In Congress, a bipartisan support bill would provide $ 500 million annually over the next three years to support domestic manufacturers of essential medical devices.

While industry managers praise these moves, they say time is running out. The American Mask Manufacturer’s Association, a recently formed trade group, said its 27 members have already laid off 50 percent of their workforce. Without concerted action from Washington, most of these companies will collapse within the next two months.

An immediate boost would be the repeal of the CDC guidelines born during the pandemic, which force health workers to repeatedly reuse N95 masks even though they are supposed to be thrown away after contact with each patient. Many hospitals are still adhering to guidelines, despite the 260 million masks gathering dust in warehouses across the country.

“We are not looking for endless government support,” said Lloyd Armbrust, the association’s president and founder and CEO of Armbrust American, a mask manufacturer in Texas. “We need government support now because unfair pressure from China will kill this new industry before lawmakers have a chance to solve the problem.”

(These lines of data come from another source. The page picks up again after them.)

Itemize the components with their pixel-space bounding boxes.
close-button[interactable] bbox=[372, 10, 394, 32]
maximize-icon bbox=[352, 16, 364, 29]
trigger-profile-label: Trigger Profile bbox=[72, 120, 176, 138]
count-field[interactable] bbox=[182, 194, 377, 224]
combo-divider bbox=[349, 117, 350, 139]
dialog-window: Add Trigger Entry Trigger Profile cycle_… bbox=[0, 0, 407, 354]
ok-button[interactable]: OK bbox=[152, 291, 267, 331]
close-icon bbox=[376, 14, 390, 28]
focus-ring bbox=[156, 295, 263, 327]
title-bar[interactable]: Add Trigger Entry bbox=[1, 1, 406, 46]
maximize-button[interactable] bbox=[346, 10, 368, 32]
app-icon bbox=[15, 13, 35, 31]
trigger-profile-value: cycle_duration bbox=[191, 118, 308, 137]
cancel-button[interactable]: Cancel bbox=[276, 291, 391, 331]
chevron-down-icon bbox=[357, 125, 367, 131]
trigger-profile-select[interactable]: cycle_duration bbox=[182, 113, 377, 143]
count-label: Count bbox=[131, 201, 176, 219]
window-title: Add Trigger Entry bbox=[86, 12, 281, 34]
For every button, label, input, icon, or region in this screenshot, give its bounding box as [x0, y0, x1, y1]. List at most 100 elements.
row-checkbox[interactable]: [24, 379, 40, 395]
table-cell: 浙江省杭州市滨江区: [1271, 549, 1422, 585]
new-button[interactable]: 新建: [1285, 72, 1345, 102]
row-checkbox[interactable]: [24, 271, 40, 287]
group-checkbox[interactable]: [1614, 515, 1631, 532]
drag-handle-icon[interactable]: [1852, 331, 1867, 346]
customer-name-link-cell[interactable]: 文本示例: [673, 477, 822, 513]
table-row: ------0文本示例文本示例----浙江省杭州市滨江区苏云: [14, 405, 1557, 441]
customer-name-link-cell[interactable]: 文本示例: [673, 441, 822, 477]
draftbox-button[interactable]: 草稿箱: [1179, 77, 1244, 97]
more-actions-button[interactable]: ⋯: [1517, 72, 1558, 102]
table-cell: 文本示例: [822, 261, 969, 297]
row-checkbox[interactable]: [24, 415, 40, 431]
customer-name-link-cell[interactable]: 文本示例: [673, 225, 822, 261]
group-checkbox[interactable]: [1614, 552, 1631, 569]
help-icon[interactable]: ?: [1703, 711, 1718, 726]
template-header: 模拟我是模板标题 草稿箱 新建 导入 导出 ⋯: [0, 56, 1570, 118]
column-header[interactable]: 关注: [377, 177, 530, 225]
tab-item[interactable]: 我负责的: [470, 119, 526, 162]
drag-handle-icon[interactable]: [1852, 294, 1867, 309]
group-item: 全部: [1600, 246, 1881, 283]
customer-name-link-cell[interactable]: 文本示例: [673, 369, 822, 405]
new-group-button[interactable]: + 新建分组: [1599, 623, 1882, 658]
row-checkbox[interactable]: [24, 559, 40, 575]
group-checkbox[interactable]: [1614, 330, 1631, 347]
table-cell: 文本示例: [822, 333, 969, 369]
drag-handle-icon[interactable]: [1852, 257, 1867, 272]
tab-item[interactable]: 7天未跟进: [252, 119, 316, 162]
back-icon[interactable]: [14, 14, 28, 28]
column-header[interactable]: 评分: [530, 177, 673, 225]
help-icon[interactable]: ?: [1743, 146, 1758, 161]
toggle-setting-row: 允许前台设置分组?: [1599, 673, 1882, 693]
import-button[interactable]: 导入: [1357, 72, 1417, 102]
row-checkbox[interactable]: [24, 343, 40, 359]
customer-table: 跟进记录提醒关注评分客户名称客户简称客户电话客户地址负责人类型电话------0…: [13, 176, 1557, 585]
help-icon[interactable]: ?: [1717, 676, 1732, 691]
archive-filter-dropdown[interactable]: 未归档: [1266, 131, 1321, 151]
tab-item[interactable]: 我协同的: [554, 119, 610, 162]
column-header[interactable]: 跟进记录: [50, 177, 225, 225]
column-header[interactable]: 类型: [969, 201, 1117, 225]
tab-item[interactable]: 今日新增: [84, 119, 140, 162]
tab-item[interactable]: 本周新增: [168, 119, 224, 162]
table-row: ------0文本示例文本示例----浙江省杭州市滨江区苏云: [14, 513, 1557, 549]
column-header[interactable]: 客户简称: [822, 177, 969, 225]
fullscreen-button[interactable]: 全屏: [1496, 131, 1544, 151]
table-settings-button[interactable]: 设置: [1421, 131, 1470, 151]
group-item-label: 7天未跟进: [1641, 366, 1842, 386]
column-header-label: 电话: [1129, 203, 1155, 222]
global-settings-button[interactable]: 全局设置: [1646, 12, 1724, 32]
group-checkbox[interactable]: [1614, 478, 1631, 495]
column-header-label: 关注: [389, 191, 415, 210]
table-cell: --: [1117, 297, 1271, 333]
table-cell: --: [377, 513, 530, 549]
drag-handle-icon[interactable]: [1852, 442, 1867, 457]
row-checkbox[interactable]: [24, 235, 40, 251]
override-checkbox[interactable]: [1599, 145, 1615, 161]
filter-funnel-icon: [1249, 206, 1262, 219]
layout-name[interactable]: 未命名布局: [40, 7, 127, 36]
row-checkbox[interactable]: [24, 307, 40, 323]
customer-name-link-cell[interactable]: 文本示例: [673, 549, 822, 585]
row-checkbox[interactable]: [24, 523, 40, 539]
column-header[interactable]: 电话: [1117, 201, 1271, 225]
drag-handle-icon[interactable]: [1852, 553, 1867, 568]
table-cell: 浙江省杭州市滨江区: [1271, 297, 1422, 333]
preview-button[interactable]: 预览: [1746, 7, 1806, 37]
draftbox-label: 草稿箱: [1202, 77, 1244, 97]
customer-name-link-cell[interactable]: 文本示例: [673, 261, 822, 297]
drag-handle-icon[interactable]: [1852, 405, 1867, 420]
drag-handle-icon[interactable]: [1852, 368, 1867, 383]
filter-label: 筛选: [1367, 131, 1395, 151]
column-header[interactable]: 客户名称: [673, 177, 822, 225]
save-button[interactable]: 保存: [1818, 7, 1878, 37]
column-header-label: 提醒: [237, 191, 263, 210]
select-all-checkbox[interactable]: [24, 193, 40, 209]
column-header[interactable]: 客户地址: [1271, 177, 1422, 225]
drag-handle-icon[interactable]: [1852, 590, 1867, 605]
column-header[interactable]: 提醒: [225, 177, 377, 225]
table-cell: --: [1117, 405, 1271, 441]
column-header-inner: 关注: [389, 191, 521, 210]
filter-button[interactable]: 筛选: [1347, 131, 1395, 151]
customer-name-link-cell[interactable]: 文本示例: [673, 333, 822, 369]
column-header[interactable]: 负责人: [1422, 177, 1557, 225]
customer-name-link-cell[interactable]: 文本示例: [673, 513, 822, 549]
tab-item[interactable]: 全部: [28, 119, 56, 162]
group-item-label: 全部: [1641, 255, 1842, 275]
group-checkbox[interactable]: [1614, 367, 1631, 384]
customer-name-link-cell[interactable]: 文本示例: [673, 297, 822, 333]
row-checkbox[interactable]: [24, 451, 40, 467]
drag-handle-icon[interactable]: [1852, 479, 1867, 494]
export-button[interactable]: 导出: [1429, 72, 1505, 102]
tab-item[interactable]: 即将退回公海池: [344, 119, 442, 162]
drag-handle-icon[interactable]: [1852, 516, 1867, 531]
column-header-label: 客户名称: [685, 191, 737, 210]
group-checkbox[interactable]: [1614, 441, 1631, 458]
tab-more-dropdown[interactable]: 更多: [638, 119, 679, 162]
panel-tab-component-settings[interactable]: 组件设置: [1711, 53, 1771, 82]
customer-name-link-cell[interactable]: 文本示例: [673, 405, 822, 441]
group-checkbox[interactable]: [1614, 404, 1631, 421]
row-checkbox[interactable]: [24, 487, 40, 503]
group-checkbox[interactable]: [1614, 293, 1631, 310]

The association plans to file an unfair trade lawsuit with the World Trade Organization (WTO), claiming that much of the protective equipment imported from China is sold below cost of production. The price of some surgical masks made in China has recently dropped to just 1 cent, compared to around 10 to 15 cents for American masks that use domestically produced raw materials.

“This is a full economic war,” said Luis Arguello Jr., vice president of DemeTech, a Florida medical suture company that laid off 1,500 workers who made surgical masks earlier this month. He said 500 other workers who make N95 masks would likely be laid off in the coming weeks.

“China is on a mission to make sure no one in the industry survives and so far they are winning,” said Arguello.